There was a reduction in vaccine-induced IgG titers against Beta and Delta. The vaccines produced a 2.4-2.7 times for Beta and 1.1 times for Delta. Neutralizing antibodies had a challenging time against variants with mutations that allow them to escape detection. Nevertheless, IgG antibodies had modest success in binding to the receptor binding domain of the variants.
As time went on, vaccine-induced neutralizing antibodies directed against Wuhan and the Delta variant declined. However, with Beta, other neutralizing antibodies in addition to IgG increased over time, resulting in a gradual increase in neutralizing potency.
There was a 1.1-fold increase in IgG levels against the Beta variant months after vaccination. Overall, the range of neutralizing antibodies increased twice against the Beta variant, but decreased by 1.1 times against Delta.
B-memory cells against the variants
While IgG antibodies decreased over time after vaccination, the researchers found the opposite effect in receptor-binding domain-binding IgG + memory B cells. These memory B cells showed a 1.8-fold increase as time went on.
Four subsets of IgG + memory B cells were examined. One month after vaccination, they produced four subgroups, but after 4.9 months, the number of B-memory cells was different.
Resting memory B-cell subsets increased by 3.5-fold, but atypical memory B-cell subset decreased. This led to an expansion of resting memory B cells to compensate for the loss of the atypical subset.
The memory B cells showed strong cross-reactivity when exposed to the receptor binding domains of Beta and Delta. Cross-reactivity against Beta ranged from 73.3% to 79%, while there was 71.4% to 79.3% cross-reactivity against Delta.
Resting memory B-cell subgroup showed increased cross-reactivity against both variants over time, suggesting increased variant reactivity and cellularity.
Omicron drastically reduced the number of IgG antibodies that could bind to its receptor binding domain. The decrease in neutralization against Omicron continued over time, suggesting that the mutations on Omicron offset mature neutralizing reactions.
But to the researcher’s surprise, dormant memory produced B cells similar neutralizing activities as the Beta and Omicron variants.
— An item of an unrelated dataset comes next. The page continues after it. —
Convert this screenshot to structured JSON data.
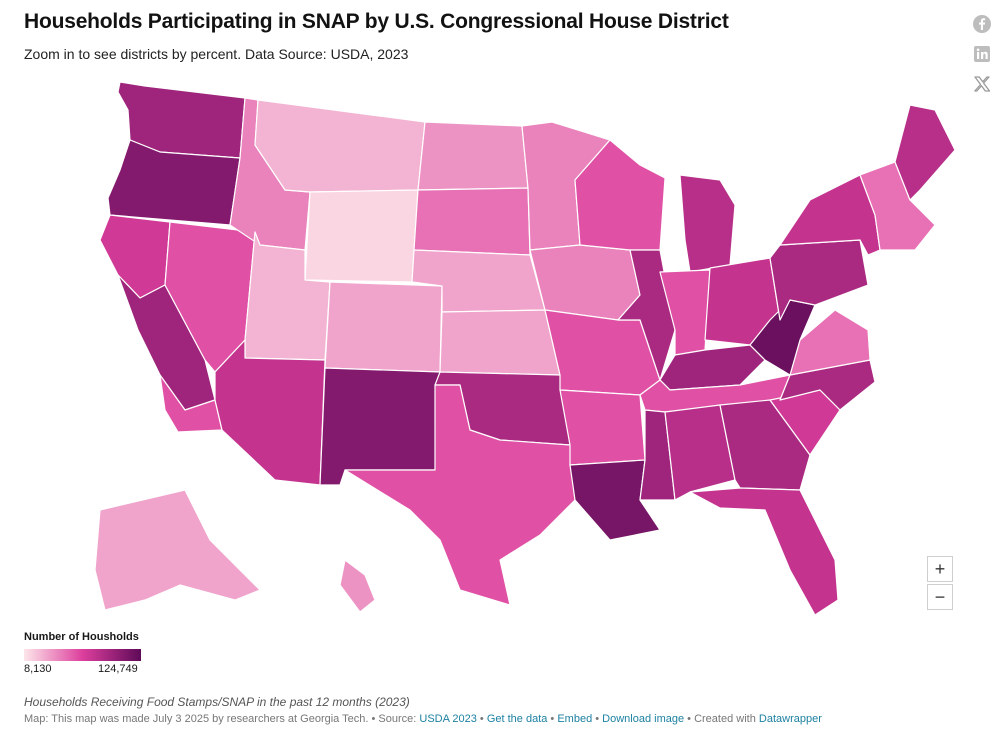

About 59% produced antibodies with cross-neutralization against Beta and 27% produced cross-neutralization against Omicron.
Because booster shots have only recently been made available, the researchers were unable to study the effect of the third dose on memory B cells over time. For this reason, it is difficult to measure the number of cross-neutralizing memory B cells and how it is associated with cross-neutralizing antibody responses after a third dose. In addition, the current study focuses on neutralizing antibodies, but animal models have shown that protection against non-neutralizing antibodies is also achieved.
bioRxiv publishes preliminary scientific reports that are not peer-reviewed and therefore should not be considered as crucial, guide clinical practice / health-related behavior or be treated as established information.